The prevalence of Inflammatory Bowel Disease (IBD) is rising globally, with recent estimates citing 6–8 million people affected worldwide [1]. With rising prevalence comes an urgency to optimize healthcare delivery for IBD. Although new biologic and small molecule therapies for IBD are rapidly emerging and therapeutic drug monitoring has improved the efficacy of existing therapies, significant regional outcome disparities remain. Confounding efforts to identify risk factors for IBD development [2, 3] and sparse quantification of regional outcome disparities [4, 5] have fragmented efforts to ameliorate care barriers. Defining regional IBD epidemiology is the first step to identifying populations at higher relative risk for disease development and poor outcomes after diagnosis.

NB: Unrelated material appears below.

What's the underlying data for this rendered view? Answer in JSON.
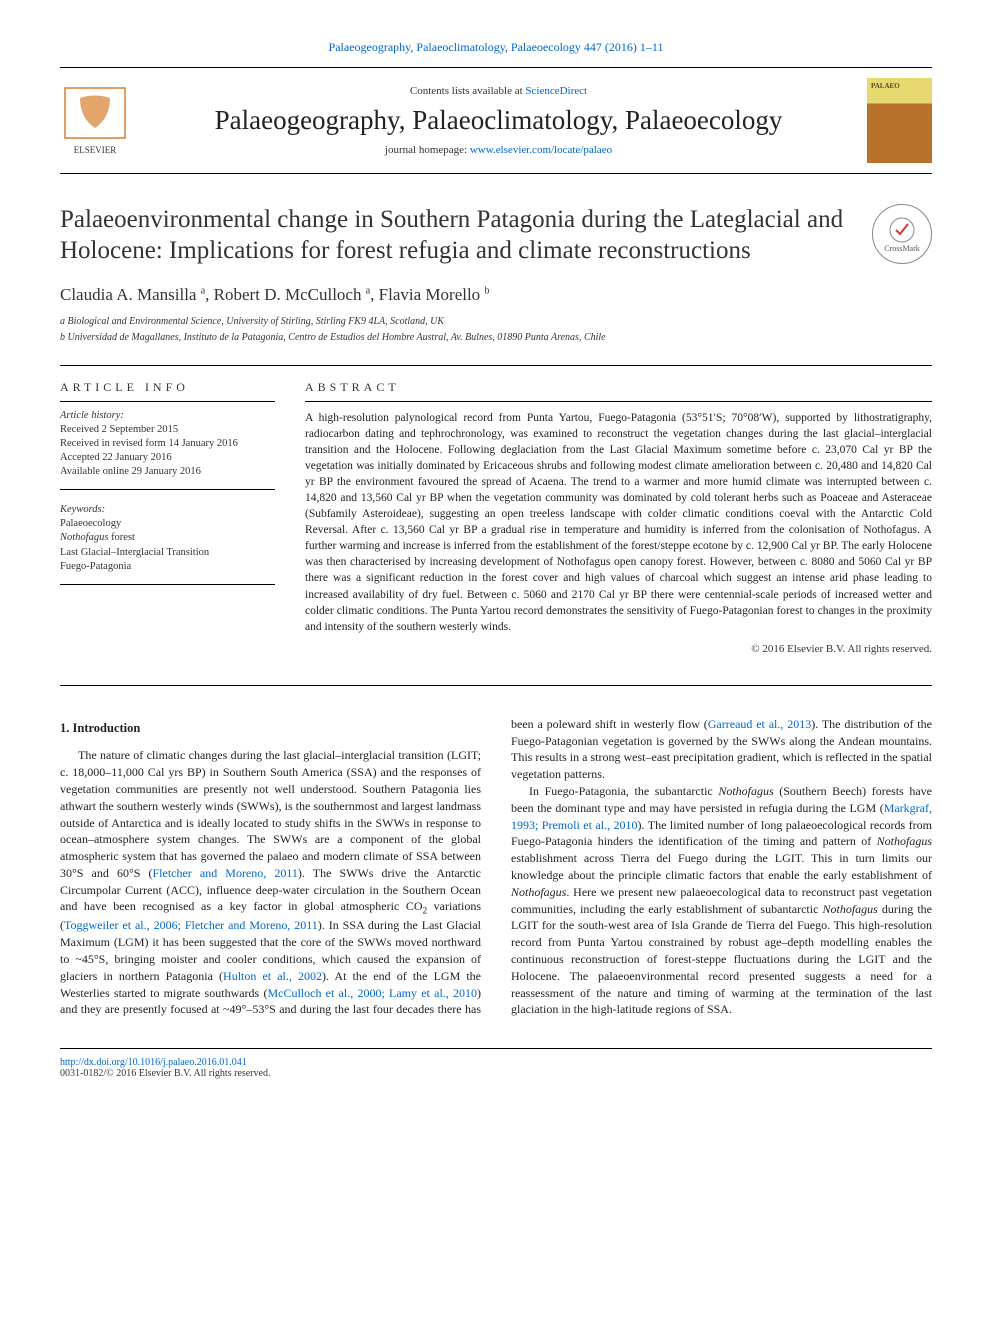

In this issue of Digestive Diseases and Sciences, Morton et al. [6] report the results of their epidemiologic study of the Manawatu region of New Zealand, a previously understudied region in the northern island of the country. This region, comprised both urban (80%) and rural (20%) components, is inhabited by 145,761 people, with a significant Maori population (17.1%). Their analysis of the District Health Board Databases identified 666 people with IBD in this region, reporting an age-standardized prevalence of 397.9 per 100,000. They identified 207 new IBD cases between 2011 and 2015, and an age-adjusted incidence rate of 27.2 per 100,000. As reported in other IBD epidemiologic studies [3,4,5, 9], the authors found a higher incidence and prevalence in the “urban” areas of the Manawatu region. This designation of “urban” can be questioned, as the authors defined it as a region with population of ≥ 1,000, in contrast to the National Center for Health Statistics in the United States classifying non-metropolitan (non-core) regions as populations < 10,000 [7]. Similarly, in Canada, “rural” is defined as a population that does not fall within a census metropolitan area (50,000 people minimum), or a census agglomeration (10,000 people minimum) [8]. Previous meta-analysis investigating the relationship between incidence and prevalence of IBD based on urban residence has also used a threshold of 10,000 to delineate rural vs urban populations [9].

It is unclear if the population threshold used by Morton and colleagues accounts for actual urban areas, since incidence and prevalence in relation to predominant locations of employment, transportation infrastructure, population density, and the proximity to comprehensive (tertiary or quaternary) healthcare centers within the Manawatu region are not described. Knowledge of resource distribution is essential for the assessment of IBD healthcare disparities, particularly since rural residence is associated with fewer gastroenterology visits and increased healthcare utilization for IBD-related events [4, 5, 10]. As the incidence and prevalence of IBD rise, accurate description of populations is essential to identify those at risk for poor outcomes. Although standard definitions of rural and urban populations may not be possible given geographic variance, justification for variances in definition is needed to avoid perpetuating narratives that may not be universally applicable or accurate.

There is indeed an impressive incidence of IBD in the Manawatu region, defined thanks to the painstaking efforts of Morton and colleagues. The authors hope that their findings will spark further study of specific risk factors and outcomes in this region, to include data-evaluating risk relating to both population distribution and demographics as well as healthcare access and infrastructure. Consistent description of these factors is of paramount importance to ensure smoother translation of regional findings and allow better visualization of commonalities in IBD healthcare barriers across patient populations.